Подписав ответное письмо, Мазепа запечатал его, положил на стол. Но когда Орлик вышел, гетман взял письмо в руки, повертел, словно раздумывая, что делать, и бросил его в огонь…
Прошло несколько дней. Мазепа устроил парадный обед в честь государя. На обед были также званы Меншиков, некоторые вельможи, генеральная старши?на, среди которой был и Кочубей.
Царь весело и благодушно разговаривал с гетманом, много шутил и пил.
В конце обеда Меншиков, будучи «маленько шумен и нисилен», как выражается очевидец, отвел гетмана в сторону, начал что-то шептать ему на ухо.
Однако некоторые полковники, находившиеся поблизости, кое-что успели услышать.
– Пора приниматься за врагов, Иван Степанович, – сказал князь.
– Не пора, – громко ответил Мазепа и моргнул полковникам, давая знак, что разговор касается их.
– Не может быть лучшей поры, как ныне, когда здесь его величество с армией, – продолжал, Меншиков.
– Опасна будет, Александр Данилович, не окончив одной войны, другую начинать, внутреннюю, – возразил гетман, делая особое ударение на последнем слове.
– Их ли, врагов, опасаться и щадить?! – воскликнул князь. – Какая от них польза его царскому величеству?.. А ты прямо верен, но надо тебе знамение верности явить и память по себе вечную оставить. Чтоб и впредь будущие государи видели, что один был верный гетман – Иван Степанович Мазепа, который такую пользу государству Российскому учинил…

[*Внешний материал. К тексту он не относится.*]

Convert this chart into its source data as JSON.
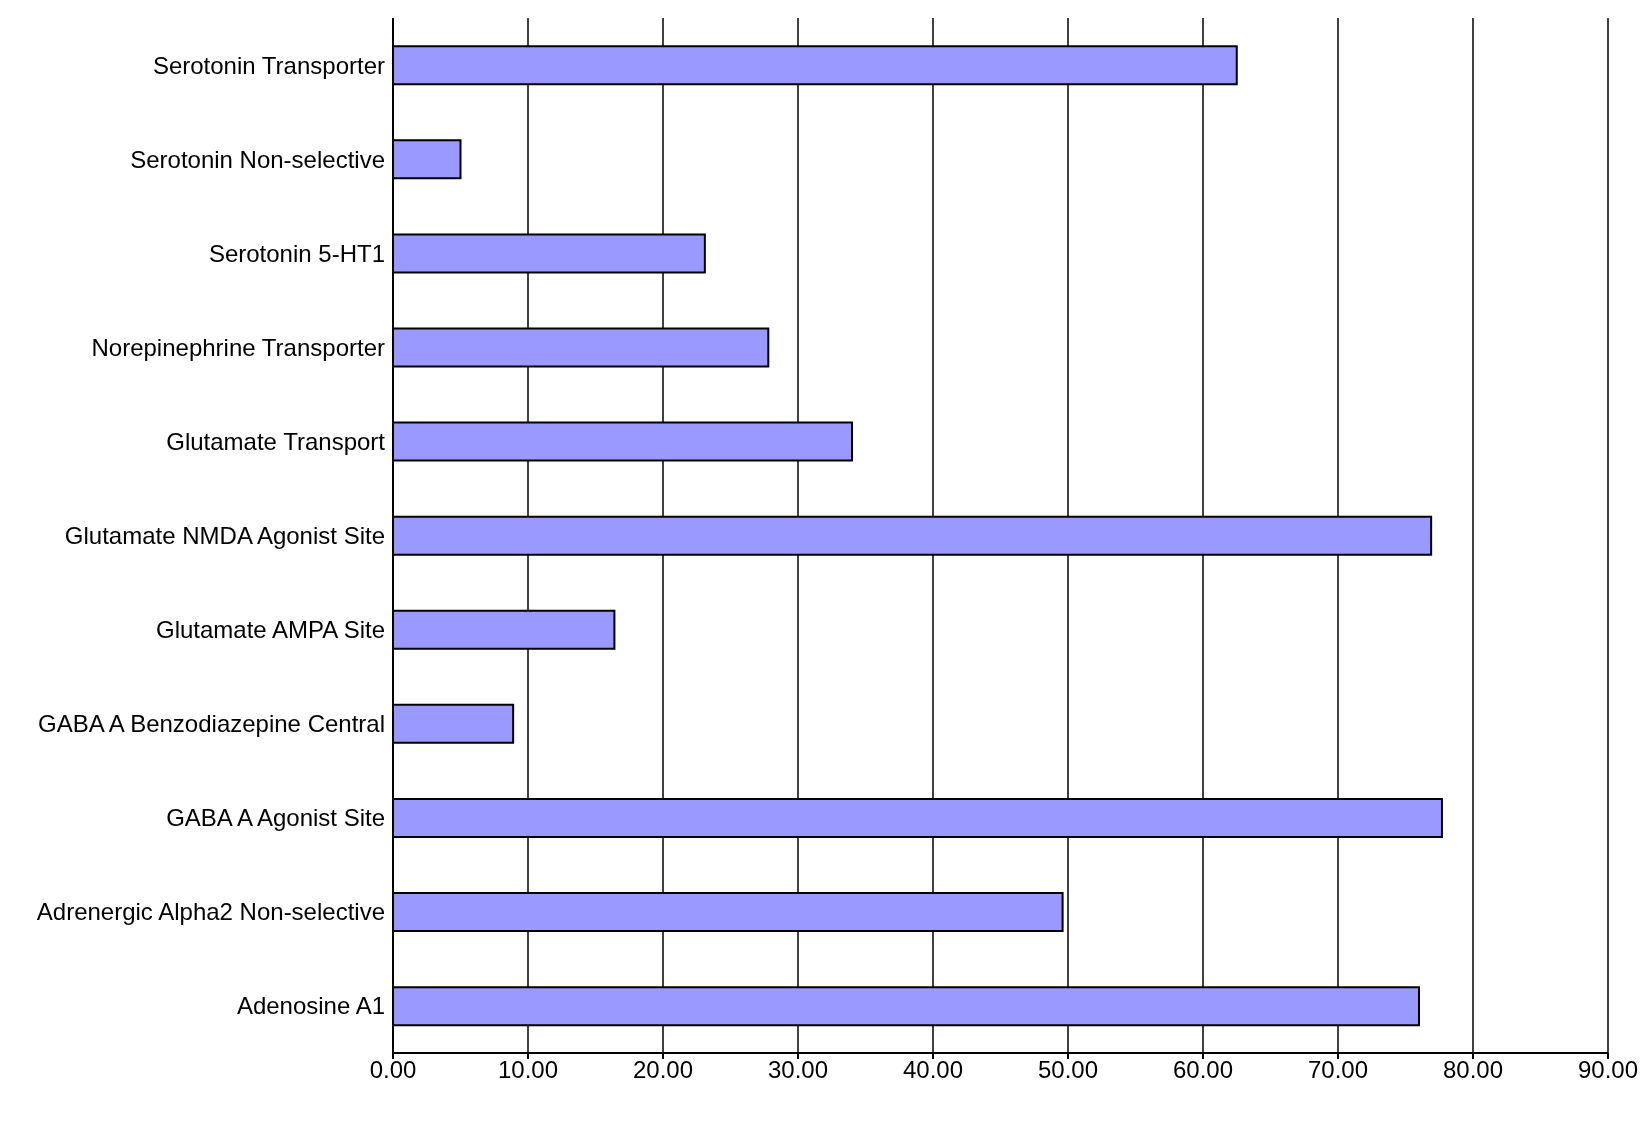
{
  "chart_data": {
    "type": "bar",
    "orientation": "horizontal",
    "categories": [
      "Serotonin Transporter",
      "Serotonin Non-selective",
      "Serotonin 5-HT1",
      "Norepinephrine Transporter",
      "Glutamate Transport",
      "Glutamate NMDA Agonist Site",
      "Glutamate AMPA Site",
      "GABA A Benzodiazepine Central",
      "GABA A Agonist Site",
      "Adrenergic Alpha2 Non-selective",
      "Adenosine A1"
    ],
    "values": [
      62.5,
      5.0,
      23.1,
      27.8,
      34.0,
      76.9,
      16.4,
      8.9,
      77.7,
      49.6,
      76.0
    ],
    "color": "#9999ff",
    "xlim": [
      0,
      90
    ],
    "xticks": [
      {
        "value": 0,
        "label": "0.00"
      },
      {
        "value": 10,
        "label": "10.00"
      },
      {
        "value": 20,
        "label": "20.00"
      },
      {
        "value": 30,
        "label": "30.00"
      },
      {
        "value": 40,
        "label": "40.00"
      },
      {
        "value": 50,
        "label": "50.00"
      },
      {
        "value": 60,
        "label": "60.00"
      },
      {
        "value": 70,
        "label": "70.00"
      },
      {
        "value": 80,
        "label": "80.00"
      },
      {
        "value": 90,
        "label": "90.00"
      }
    ],
    "grid": "x"
  }
}
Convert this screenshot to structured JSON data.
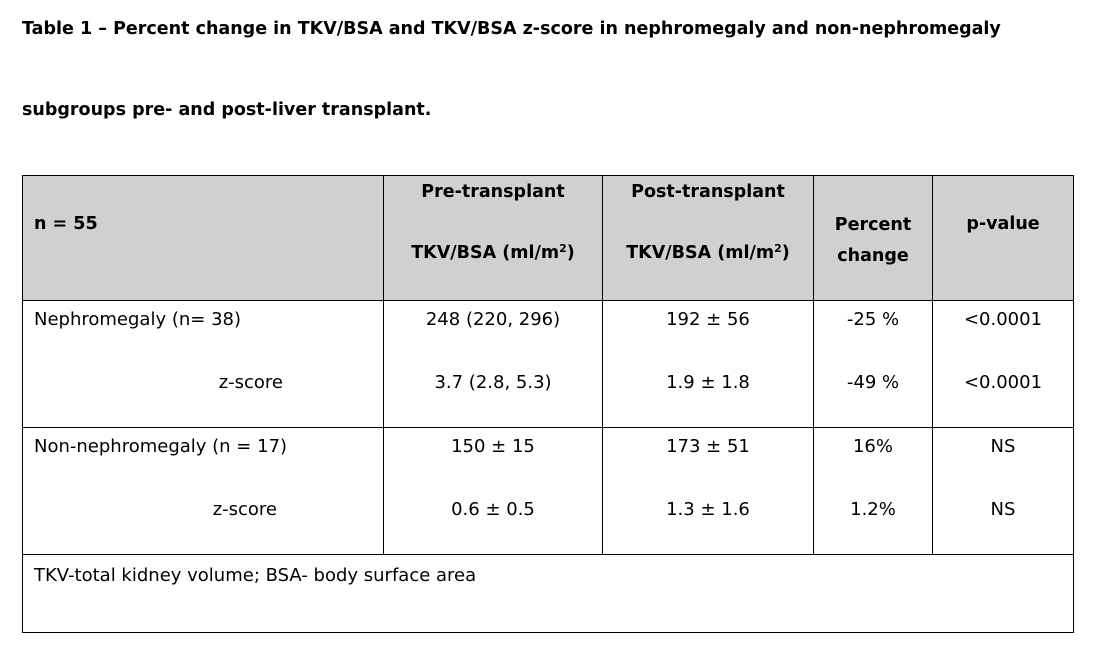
{
  "caption": {
    "line1": "Table 1 – Percent change in TKV/BSA and TKV/BSA z-score in nephromegaly and non-nephromegaly",
    "line2": "subgroups pre- and post-liver transplant."
  },
  "table": {
    "header": {
      "n": "n = 55",
      "pre_line1": "Pre-transplant",
      "pre_line2": "TKV/BSA (ml/m",
      "post_line1": "Post-transplant",
      "post_line2": "TKV/BSA (ml/m",
      "unit_sup": "2",
      "unit_close": ")",
      "percent_line1": "Percent",
      "percent_line2": "change",
      "pvalue": "p-value"
    },
    "groups": [
      {
        "label": "Nephromegaly  (n= 38)",
        "sub_label": "z-score",
        "pre": [
          "248 (220, 296)",
          "3.7 (2.8, 5.3)"
        ],
        "post": [
          "192 ± 56",
          "1.9 ± 1.8"
        ],
        "percent": [
          "-25 %",
          "-49 %"
        ],
        "pvalue": [
          "<0.0001",
          "<0.0001"
        ]
      },
      {
        "label": "Non-nephromegaly (n = 17)",
        "sub_label": "z-score",
        "pre": [
          "150 ± 15",
          "0.6 ± 0.5"
        ],
        "post": [
          "173 ± 51",
          "1.3 ± 1.6"
        ],
        "percent": [
          "16%",
          "1.2%"
        ],
        "pvalue": [
          "NS",
          "NS"
        ]
      }
    ],
    "footnote": "TKV-total kidney volume; BSA- body surface area"
  },
  "colors": {
    "header_bg": "#d0d0d0",
    "border": "#000000"
  }
}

Дело касалось своевольных запорожских ватаг, – они недавно потопили на Днепре государевы корабли и чинили всякие другие неприятности. Запорожская вольница нападала и на маетности богатой казацкой старши?ны. Гетман сам не раз настаивал на необходимости уничтожить «тех псов-запорожцев».
Но так как полковники всего разговора не слышали, а дошедшие до них слова были мало понятны, Мазепа решил придать им совсем иной смысл.
Проводив высоких гостей, он вернулся к оставшимся близким людям из числа казацкой старши?ны и спросил:
– Ну, слышали?
– Слышали, – ответили те.
– Вот всегда мне ту песенку поют и в Москве и на всяком месте, – сказал гетман. – Не допусти токмо, боже, задуманного им исполнить…
И он объяснил, что разговор шел о переменах в казацком управлении: будто Москва желает старши?ну искоренить, города отобрать, поставить в них своих воевод или губернаторов, казаков перегнать за Волгу, а Украину своими людьми осадить…
– Да возможно ли это, пане гетман? – усомнился Василий Леонтьевич Кочубей. – Раньше его величество никогда такого намерения не имел…
– Эх, пан судья! – перебил его, вытирая платком лысую голову, обозный Ломиковский. – Будешь локти кусать, да поздно!
– Нам давно пора о себе помышлять, – добавил полковник Лубенский. – Конечную погибель нам царское величество готовит – вот что!
Долго еще кричала старши?на. Мазепа сидел в кресле, крутил ус, слушал молча, внимательно.
Толстый, кривой миргородский полковник Даниил Апостол – сват Кочубея – подошел к гетману, низко поклонился:
– Очи всех на тя уповают… Не дай боже тебе смерти, а то останемся мы в такой неволе, что и куры нас загребут…
Выступил и Горленко. Не скрывая своей злобы против русских, он высказался откровеннее других, требуя немедленных действий.
Выслушав всех, Мазепа встал, перекрестился на образ.
– Бог свидетель, как я за вас всегда радею… Буду и теперь с царским величеством говорить, чтобы права и вольности наши не рушил. А ежели его величество надежды не даст, я вас извещу, придется начинать дело по-иному. Пока языкам воли не давайте, надейтесь на меня и на милость государя, – добавил Мазепа, провожая гостей.